CNV patients are responsive when switching anti-VEGF therapies

January 9, 2012

Choroidial neovascularisation (CNV) patients are responsive when switching to bevacizumab or ranibizumab after they develop tachyphylaxis during anti-vascular endothelial growth factor (VEGF) therapy.

Choroidial neovascularisation (CNV) patients are responsive when switching to bevacizumab or ranibizumab after they develop tachyphylaxis during anti-vascular endothelial growth factor (VEGF) therapy, states a study in the British Journal of Ophthalmology.

A team led by Dr Srinivas Sadda, Doheny Eye Institute, Los Angleles, California, USA, included 26 eyes in the retrospective investigation. The records of CNV patients that were administered both bevacizumab and ranibizumab were reviewed to determine which patients had developed tachyphylaxis during treatment.

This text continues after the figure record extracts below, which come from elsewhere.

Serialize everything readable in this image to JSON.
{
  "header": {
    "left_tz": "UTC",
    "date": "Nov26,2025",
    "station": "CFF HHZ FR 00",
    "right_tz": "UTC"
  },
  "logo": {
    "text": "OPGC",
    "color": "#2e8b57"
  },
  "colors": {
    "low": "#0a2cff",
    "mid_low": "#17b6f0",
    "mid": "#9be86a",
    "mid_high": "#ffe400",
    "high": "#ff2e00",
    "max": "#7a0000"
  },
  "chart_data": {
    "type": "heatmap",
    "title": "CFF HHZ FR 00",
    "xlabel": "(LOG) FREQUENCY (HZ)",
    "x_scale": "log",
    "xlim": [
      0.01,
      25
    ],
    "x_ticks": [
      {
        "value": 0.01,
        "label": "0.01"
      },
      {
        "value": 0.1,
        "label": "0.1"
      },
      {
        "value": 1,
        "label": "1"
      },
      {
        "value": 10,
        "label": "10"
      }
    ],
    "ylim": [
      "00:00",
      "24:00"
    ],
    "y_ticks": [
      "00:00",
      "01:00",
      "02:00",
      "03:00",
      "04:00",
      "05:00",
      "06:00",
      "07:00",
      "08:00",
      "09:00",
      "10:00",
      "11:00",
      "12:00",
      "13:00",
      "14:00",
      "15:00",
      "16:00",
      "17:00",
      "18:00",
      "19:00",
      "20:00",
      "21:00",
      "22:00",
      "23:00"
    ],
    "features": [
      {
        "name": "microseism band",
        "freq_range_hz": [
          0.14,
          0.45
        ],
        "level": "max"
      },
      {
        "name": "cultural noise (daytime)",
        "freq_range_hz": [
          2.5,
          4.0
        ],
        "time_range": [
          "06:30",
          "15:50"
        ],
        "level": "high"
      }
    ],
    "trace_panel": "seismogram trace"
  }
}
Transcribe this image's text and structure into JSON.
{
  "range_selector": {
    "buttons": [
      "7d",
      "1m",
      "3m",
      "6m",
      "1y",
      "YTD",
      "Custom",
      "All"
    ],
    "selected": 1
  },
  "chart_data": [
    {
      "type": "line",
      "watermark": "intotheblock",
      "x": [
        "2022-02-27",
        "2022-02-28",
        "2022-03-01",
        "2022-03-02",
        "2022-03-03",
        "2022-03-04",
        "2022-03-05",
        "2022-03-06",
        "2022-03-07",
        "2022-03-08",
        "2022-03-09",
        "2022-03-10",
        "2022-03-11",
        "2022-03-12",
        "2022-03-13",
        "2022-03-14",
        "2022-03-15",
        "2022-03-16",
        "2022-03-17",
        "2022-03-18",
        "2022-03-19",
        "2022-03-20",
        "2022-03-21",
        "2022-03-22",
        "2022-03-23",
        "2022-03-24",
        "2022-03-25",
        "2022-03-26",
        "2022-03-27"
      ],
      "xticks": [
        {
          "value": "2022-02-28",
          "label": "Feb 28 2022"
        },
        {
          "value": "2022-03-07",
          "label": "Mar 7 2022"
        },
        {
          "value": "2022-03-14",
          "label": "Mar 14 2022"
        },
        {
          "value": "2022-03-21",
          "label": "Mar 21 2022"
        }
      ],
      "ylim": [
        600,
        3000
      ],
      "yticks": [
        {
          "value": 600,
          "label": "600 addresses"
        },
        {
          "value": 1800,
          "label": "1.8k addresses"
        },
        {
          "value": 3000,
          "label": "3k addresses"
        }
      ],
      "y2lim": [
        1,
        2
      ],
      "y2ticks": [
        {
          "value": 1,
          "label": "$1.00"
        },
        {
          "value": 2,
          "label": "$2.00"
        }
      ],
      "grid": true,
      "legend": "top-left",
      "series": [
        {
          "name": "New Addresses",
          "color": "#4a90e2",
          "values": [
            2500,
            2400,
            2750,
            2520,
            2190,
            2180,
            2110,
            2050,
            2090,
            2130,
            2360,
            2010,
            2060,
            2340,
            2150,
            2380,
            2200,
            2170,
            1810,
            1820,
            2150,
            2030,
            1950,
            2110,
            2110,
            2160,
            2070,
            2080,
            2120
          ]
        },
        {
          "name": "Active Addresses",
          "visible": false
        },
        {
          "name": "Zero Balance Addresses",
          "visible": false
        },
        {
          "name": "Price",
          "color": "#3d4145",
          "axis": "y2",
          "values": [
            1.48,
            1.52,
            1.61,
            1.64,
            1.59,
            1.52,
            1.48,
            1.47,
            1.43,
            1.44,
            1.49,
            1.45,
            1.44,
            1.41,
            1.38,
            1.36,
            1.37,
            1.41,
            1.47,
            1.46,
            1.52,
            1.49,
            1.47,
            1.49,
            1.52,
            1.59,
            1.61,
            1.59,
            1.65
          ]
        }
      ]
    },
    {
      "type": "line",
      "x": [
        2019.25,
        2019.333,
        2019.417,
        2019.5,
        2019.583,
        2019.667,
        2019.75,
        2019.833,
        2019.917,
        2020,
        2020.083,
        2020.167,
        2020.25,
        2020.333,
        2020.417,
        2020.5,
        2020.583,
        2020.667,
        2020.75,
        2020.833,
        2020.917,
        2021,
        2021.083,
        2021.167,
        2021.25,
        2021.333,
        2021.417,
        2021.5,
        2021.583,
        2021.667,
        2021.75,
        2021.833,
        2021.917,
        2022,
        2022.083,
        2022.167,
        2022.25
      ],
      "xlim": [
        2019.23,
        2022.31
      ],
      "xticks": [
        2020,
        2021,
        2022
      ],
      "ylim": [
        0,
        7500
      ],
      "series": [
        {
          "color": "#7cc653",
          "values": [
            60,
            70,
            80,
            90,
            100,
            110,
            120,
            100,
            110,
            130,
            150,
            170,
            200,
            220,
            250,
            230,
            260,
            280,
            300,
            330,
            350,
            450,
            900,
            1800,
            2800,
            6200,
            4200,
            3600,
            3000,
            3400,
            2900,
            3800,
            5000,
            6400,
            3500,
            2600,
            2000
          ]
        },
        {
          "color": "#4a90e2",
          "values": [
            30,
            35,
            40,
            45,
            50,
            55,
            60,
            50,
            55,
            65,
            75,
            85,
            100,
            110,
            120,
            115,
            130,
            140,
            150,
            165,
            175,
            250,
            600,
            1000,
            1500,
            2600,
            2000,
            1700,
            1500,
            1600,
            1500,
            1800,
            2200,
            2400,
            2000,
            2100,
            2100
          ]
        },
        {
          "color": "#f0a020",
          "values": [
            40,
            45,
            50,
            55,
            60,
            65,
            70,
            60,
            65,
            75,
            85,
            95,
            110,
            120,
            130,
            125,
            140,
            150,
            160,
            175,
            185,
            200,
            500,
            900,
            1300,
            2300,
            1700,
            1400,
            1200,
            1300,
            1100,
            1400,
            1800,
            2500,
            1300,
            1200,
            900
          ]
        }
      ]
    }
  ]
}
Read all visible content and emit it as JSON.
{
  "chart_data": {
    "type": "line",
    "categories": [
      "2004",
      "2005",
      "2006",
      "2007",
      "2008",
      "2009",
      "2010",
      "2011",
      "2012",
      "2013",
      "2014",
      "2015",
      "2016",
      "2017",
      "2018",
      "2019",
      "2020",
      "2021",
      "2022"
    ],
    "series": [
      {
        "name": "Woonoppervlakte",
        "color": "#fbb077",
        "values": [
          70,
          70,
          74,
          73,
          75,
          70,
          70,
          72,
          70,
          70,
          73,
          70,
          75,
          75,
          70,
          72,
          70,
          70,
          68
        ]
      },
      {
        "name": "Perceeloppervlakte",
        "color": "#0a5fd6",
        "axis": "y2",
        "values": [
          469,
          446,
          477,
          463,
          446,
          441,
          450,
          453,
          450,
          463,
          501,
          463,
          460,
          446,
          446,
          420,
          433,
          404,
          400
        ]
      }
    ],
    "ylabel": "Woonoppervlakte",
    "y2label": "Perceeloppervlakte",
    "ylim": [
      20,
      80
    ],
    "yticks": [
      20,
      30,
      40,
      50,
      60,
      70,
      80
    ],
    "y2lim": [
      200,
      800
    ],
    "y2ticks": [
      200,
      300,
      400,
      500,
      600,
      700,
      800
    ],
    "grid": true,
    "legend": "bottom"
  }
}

Tachyphylaxis was identified as OCT evidence of reduced exudation. Subretinal fluid (SRF), pigment epithelial detachment (PED) and cystoid macular oedema (CMO) were used to determine signs of exudation.

Of the 26 eyes featured in the study, 10 were treated with bevacizumab and then switched to ranibizumab in order to treat SRF, PED and CMO. Seven had occult CNV and three had predominantly classic CNV. There was no response in 1 eye of the occult CNV group after switching to ranibizumab treatment and there was a positive therapeutic response.

The remaining 16 eyes underwent ranibizumab treatment and then switched to bavacizumab. In this group there were 15 eyes with occult CNV and 1 with predominantly classic CNV. Of these eyes, 2 responded to ranibizumab treatment and 1 was unresponsive. Bevacizumab treatment caused 6 eyes to improve after one injection and 5 eyes to improve after 2 injections. The remaining 16 failed to respond.